Documentation:
document type definition
A valid as
opposed to merely well-formed XML document must include a document
type definition in relation to which the document can be
validated. This is done by means of a document type or DOCTYPE
declaration in which the elements, attributes, and so on used in the
document are specified. This specification can be internal in the
sense that its components appear lexically within the DOCTYPE
declaration, or external in that the names of one or more files
containing the specification are given in the DOCTYPE declaration,
or it can be a combination of the two. For further
information on DTD definition see Guidelines 2.4; 2.10;
Guidelines 3.
The NECTE
document "necte.xml" has been validated using the Topologi
Schematron Validator, which was downloaded from
http://www.topologi.com/products/validator/index.html.
The NECTE
DOCTYPE declaration looks like this:
<!DOCTYPE TEI.2 SYSTEM "tei2.dtd " [ |
<!ENTITY % TEI.XML 'INCLUDE'>
|
<!ENTITY % TEI.spoken 'INCLUDE'>
|
<!ENTITY % TEI.mixed 'INCLUDE'> |
<!ENTITY % TEI.linking 'INCLUDE'> |
<!ENTITY % TEI.analysis 'INCLUDE'> |
<!ENTITY % TEI.figures 'INCLUDE'> |
<!ENTITY % TEI.corpus 'INCLUDE'> |
|
<!NOTATION wav SYSTEM "wmplayer.exe"> |
<!NOTATION jpg SYSTEM "iexplorer.exe"> |
|
<!ENTITY % interviews SYSTEM
"interviews.ent"> %interviews; |
<!ENTITY % audiofiles SYSTEM
"audiofiles.ent"> %audiofiles; |
<!ENTITY % graphics SYSTEM "graphics.ent"> %graphics; |
<!ENTITY % urls SYSTEM "urls.ent"> %urls; |
<!ENTITY % emails SYSTEM "emails.ent"> %emails; |
]> |
where:
-- TEI.2 names the root element of the
document or documents to which the DTD applies. As we shall see,
the NECTE corpus consists of a sequence of XML documents each of
which has a root element TEI.2; the DOCTYPE declaration
applies to them all.
-- SYSTEM "tei.dtd" says that the file
containing the required DTD definitions is available locally in
the file "tei.dtd" (Guidelines 3.6).
This file contains the full TEI DTD, and is provided free by the TEI Consortium.

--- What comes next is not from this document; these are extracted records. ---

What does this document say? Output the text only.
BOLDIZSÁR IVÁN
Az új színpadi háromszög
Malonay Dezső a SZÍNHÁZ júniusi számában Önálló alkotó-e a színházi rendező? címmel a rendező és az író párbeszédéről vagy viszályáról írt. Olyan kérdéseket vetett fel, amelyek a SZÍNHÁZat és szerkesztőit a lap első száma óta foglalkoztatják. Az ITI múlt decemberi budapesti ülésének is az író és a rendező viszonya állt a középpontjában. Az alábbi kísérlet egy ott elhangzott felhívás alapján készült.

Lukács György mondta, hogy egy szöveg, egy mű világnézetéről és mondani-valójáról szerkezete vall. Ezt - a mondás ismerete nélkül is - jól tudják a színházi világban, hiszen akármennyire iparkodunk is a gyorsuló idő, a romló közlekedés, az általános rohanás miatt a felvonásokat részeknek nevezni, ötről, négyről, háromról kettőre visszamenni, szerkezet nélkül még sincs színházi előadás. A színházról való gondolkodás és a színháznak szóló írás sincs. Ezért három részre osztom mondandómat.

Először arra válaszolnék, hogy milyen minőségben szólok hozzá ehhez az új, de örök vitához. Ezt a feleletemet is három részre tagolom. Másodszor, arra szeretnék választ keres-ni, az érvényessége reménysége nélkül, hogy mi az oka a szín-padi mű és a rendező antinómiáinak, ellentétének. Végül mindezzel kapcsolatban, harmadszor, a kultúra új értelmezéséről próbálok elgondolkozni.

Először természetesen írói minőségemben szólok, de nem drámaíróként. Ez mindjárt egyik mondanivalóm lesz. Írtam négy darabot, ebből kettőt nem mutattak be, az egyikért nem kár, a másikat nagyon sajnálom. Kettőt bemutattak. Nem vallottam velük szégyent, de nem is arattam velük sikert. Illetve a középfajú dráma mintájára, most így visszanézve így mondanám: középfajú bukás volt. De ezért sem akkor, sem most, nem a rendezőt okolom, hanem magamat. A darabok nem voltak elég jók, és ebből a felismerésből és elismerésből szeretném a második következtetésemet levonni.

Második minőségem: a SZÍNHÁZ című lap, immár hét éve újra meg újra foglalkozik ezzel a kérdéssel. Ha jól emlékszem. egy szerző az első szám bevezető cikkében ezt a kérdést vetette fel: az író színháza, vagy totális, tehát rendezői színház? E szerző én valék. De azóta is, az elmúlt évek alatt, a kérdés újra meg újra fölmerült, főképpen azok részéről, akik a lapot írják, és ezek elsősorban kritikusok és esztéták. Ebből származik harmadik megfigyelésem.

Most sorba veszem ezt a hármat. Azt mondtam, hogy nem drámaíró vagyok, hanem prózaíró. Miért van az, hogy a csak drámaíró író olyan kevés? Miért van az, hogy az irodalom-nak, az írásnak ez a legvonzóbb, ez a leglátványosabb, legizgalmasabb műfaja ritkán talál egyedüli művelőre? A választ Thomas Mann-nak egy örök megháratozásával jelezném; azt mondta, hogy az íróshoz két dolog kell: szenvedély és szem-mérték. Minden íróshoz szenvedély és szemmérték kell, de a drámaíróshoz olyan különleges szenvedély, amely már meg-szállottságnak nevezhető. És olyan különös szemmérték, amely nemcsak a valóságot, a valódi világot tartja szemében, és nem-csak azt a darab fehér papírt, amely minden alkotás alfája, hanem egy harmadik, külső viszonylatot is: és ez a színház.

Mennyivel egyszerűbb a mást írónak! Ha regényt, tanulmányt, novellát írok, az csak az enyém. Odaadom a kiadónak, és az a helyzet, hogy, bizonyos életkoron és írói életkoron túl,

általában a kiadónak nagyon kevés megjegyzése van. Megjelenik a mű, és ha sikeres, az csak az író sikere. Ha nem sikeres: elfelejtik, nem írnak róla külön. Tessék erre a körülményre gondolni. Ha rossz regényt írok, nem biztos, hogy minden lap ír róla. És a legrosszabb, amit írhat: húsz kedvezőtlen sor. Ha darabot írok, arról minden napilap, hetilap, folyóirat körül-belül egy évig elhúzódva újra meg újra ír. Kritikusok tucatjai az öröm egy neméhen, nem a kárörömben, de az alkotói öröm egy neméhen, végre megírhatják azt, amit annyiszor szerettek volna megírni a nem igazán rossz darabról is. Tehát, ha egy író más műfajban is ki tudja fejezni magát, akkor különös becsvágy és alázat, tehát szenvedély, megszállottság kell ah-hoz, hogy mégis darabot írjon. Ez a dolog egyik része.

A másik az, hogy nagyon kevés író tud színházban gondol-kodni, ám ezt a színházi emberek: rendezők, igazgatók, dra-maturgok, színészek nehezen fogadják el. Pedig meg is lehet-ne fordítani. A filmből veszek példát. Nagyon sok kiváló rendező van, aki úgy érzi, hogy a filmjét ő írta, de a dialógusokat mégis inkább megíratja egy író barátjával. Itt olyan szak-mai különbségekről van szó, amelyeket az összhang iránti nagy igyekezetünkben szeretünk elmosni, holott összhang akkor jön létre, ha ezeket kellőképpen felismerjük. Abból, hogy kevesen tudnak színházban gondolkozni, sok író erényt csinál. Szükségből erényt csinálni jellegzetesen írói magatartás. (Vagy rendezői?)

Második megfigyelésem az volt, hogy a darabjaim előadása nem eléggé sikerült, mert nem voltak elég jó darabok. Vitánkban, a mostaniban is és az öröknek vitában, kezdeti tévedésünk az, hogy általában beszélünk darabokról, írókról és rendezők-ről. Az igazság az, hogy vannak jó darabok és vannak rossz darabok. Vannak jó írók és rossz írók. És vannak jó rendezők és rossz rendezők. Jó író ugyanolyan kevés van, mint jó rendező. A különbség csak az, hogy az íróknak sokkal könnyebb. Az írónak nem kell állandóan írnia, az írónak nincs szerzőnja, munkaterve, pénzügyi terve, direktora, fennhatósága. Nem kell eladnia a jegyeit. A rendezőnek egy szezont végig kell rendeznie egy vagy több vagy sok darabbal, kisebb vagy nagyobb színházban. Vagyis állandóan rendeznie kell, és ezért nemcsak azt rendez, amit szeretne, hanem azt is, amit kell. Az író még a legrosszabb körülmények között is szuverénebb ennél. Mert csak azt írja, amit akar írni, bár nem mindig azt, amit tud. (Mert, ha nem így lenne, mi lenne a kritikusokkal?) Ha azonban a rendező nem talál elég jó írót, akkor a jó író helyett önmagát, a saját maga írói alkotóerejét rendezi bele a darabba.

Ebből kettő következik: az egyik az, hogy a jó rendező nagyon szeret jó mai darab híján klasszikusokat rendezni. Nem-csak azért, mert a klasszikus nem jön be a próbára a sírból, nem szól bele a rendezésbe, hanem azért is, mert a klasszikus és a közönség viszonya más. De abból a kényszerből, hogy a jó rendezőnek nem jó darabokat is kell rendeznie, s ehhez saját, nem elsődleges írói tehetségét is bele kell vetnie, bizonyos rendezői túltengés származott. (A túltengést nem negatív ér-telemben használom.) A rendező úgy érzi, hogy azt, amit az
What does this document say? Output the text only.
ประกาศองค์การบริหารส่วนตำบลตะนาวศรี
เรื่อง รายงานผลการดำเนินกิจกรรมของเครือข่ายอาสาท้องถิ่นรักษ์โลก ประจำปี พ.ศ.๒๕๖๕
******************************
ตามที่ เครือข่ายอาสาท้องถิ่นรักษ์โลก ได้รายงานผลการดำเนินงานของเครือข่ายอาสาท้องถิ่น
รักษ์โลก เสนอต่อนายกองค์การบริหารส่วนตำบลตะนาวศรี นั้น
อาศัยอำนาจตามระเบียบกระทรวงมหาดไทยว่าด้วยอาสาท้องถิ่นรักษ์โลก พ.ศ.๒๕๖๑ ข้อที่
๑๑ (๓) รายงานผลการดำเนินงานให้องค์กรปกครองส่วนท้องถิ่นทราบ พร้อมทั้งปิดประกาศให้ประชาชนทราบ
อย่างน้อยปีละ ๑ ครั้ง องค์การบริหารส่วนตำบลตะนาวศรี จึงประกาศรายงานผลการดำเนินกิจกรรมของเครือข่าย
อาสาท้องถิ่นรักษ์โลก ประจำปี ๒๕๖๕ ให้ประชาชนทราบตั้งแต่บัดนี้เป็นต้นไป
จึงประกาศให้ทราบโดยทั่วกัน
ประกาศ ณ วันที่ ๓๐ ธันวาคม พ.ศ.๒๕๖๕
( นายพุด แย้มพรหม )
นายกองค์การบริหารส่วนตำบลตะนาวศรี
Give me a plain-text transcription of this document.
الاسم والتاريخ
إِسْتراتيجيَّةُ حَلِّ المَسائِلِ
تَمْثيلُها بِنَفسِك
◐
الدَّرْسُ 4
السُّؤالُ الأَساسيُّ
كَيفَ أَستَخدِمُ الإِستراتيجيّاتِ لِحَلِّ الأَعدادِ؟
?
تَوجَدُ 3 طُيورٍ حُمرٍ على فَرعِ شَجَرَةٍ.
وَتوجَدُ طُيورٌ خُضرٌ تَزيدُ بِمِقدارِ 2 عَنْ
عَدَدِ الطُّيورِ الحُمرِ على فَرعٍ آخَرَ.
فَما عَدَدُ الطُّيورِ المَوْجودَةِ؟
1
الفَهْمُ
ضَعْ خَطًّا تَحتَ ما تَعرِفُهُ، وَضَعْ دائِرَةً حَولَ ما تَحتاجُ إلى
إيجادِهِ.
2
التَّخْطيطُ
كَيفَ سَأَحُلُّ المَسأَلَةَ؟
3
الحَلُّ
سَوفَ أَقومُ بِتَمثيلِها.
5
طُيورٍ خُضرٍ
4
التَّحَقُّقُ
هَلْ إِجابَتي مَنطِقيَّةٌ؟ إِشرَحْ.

NECTE has downloaded this file and provides it along with the rest
of the NECTE materials rather than referring to it at a remote
site with the aim of making the corpus usable on a standalone
computer or convenient for users with a slow internet connection.
--the square brackets [ ] enclose
selections from the DTD definitions contained in "tei.dtd" and a
sequence of NECTE-specific NOTATION and ENTITY declarations.
-
The ENTITY declarations from <!ENTITY %
TEI.XML 'INCLUDE> to <!ENTITY % TEI.corpus 'INCLUDE'> select the
relevant parts of the full DTD provided by TEI. The TEI standard is defined
by a DTD which is partitioned into fragments that can be selected
according to the requirements of particular applications, thus
obviating the need to include the entire DTD in situations where
its full range is not required. For more
information on this selection mechanism see Guidelines 2.8.2 and
Guidelines 3.
-- <!ENTITY % TEI.XML 'INCLUDE'> is the
core tag set that every TEI-conformant document must have access
to; see Guidelines 6.
-- <!ENTITY % TEI.mixed 'INCLUDE'> TEI
regards corpora as ‘mixed’ documents that transcend conceptually
unitary types like verse or prose, and that consequently require
tags from a selection of DTD fragments. This declaration specifies
the mixed base fragment, which requires that all DTD fragments
that are to constitute the mix be specified; these are given
below.
-- <!ENTITY % TEI.spoken 'INCLUDE'>
defines tags appropriate to spoken / audio corpora; see Guidelines
11.
-- <!ENTITY % TEI.linking 'INCLUDE'>
defines tags for linking and aligning documents; see Guidelines
14.
-- <!ENTITY % TEI.analysis 'INCLUDE'>
defines 'a tag set for associating simple analyses and
interpretations with text elements', including grammatical markup;
see Guidelines 15.
-- <!ENTITY %
TEI.figures 'INCLUDE'>
defines a tag set for referring to graphics declared as external
entities; see Guidelines 22.
-- <!ENTITY % TEI.corpus 'INCLUDE'>
defines corpus-specific tags; see Guidelines 23.
-
NOTATION
declarations: Non-text entities such as graphics and sound can be
embedded in XML documents, but instructions on how these are to be
dealt with must be provided for XML processors. This is done using
NOTATION declarations (Guidelines 2.7.4;
Guidelines 22.3).
In the NECTE document, audio and graphics are required: <!NOTATION wav SYSTEM "wmplayer.exe">
says that any audio files are in '.wav' format
and are played using
the Microsoft Windows Media Player©,
and <!NOTATION jpg SYSTEM "iexplorer.exe">
that any graphics files are in '.jpg' format
and are viewed using
Microsoft Internet Explorer©. These applications were
selected on account of their ubiquity; users are, of course, at
liberty to alter this arrangement if desired.
-
<!ENTITY % interviews SYSTEM
"interviews.ent"> %interviews; declares a file of
entity declarations "interviews.ent" and inserts it into DOCTYPE
by the "%interviews;" call (Guidelines 2.7;
Guidelines 22.3).
The entity declarations in this file are used to insert the
interviews into the corpus, as described in the
discussion of the document instance.
|